In the example given, there may be insignificance. The fact is that the consequences, which act as a condition for recognizing a crime, are described using evaluative criteria, since they cannot be taken into account, and the sanction for abuse of power is not established in the Code of Administrative Offenses. Consequently, it is possible to allow the possibility of determining insignificance when a person commits such a crime for which the law provides for disciplinary liability.

For example, a crime, which is provided for in Part 2 of Article 303 of the Criminal Code, is considered completed at the moment of falsification of evidence. Meanwhile, as an analysis of practice shows, courts do not have a unified approach to assessing the consequences of falsification.

In some situations, actions provided for by the above norm are considered criminal, regardless of the purpose of their commission. They can be aimed at acquitting or convicting a citizen. In other situations, if the goal was not established, the act was not considered criminal.

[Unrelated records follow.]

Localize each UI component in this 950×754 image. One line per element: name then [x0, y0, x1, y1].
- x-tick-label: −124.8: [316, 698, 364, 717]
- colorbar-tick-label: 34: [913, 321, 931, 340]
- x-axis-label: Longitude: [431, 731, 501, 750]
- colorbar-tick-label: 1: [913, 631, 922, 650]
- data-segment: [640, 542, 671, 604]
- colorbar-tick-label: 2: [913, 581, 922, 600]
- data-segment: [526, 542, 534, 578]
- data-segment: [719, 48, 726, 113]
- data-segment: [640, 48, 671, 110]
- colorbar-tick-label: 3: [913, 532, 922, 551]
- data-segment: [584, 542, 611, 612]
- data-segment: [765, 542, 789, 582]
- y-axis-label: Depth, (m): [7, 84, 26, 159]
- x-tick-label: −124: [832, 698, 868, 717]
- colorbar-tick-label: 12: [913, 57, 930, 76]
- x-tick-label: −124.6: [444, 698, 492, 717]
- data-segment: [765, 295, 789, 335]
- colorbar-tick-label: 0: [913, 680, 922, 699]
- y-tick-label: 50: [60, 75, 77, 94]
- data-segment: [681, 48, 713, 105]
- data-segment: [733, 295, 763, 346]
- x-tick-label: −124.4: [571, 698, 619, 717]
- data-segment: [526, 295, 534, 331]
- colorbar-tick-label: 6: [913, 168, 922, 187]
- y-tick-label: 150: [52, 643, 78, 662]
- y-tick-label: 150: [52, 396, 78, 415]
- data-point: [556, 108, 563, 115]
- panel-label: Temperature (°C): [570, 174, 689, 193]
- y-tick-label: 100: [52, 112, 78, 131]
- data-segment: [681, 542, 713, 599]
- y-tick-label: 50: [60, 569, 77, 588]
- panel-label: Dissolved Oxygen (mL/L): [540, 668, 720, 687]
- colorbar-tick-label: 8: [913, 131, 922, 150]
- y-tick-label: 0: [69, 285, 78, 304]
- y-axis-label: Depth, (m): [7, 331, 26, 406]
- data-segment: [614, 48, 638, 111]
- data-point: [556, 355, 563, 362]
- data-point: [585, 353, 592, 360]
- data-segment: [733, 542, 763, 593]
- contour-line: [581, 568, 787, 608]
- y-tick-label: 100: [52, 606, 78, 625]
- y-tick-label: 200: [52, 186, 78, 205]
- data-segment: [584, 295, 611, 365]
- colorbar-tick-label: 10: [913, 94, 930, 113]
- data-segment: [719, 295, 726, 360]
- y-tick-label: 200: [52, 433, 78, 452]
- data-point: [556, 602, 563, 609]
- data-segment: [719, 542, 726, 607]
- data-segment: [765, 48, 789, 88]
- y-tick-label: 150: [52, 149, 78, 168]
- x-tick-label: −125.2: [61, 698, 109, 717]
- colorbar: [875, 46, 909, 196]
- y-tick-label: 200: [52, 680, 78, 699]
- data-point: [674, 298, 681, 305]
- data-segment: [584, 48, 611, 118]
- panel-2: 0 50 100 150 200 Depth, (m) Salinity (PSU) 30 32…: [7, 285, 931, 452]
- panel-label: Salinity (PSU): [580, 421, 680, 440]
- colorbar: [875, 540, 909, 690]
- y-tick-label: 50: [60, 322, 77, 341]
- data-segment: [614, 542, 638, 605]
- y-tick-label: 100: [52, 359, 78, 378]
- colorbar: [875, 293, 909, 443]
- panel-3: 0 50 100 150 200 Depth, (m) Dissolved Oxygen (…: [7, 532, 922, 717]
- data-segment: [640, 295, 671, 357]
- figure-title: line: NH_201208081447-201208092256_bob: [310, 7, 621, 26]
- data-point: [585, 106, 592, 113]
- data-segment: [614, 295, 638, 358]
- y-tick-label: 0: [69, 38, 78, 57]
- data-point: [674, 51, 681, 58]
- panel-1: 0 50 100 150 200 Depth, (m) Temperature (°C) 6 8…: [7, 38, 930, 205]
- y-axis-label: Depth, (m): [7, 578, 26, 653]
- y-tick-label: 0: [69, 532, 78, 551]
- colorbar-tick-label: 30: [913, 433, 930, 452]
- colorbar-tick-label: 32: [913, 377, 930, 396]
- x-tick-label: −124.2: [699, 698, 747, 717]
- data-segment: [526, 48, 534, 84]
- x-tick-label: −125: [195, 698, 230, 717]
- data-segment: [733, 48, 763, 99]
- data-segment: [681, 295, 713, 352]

According to lawyers, if an event to be established within the framework of a case is confirmed by other evidence, falsification of materials that only certify the event, but are executed in an inappropriate way, must be regarded as a minor act, despite the fact that it entails disciplinary action for the employee, leading the investigation.

Question about the form of guilt

According to a number of experts, only acts that were committed intentionally should be considered insignificant. Other experts believe that the crime provided for in Article 293 of the Criminal Code can be included in their number. This opinion is due to the fact that, as one of the consequences of negligence, the current version of the norm establishes a significant violation of the interests and rights of the state, society and citizens. As you can see, the result of a criminal attack is described using evaluative concepts and is not specified. In this case, sanctions for negligence are established only in the Criminal Code.

Modern interpretation

The socio-historical nature of crime is studied with an eye to class society. Despite this, it is still very difficult to unambiguously define the concept of crime. The criminal law defines this term, but it does not provide a full complex, which would consist of the implementation of a criminal act, supported by practical and theoretical meaning. Of course, many definitions can be found in the law itself, but they will not help to fully understand the essence of such phenomena. But we will try to consider this issue through the prism of a certain set of characteristics, such as historical variability and class character.

conclusions

Minor acts, therefore, are attacks that are committed carelessly or intentionally, have all the signs of an unlawful act, are punishable exclusively under the Criminal Code and do not entail either an administrative or material sanction.

Forms of insignificance also include attacks on certain non-property rights: freedom of movement, privacy, causing non-material damage, if the consequences are characterized by evaluative characteristics, etc.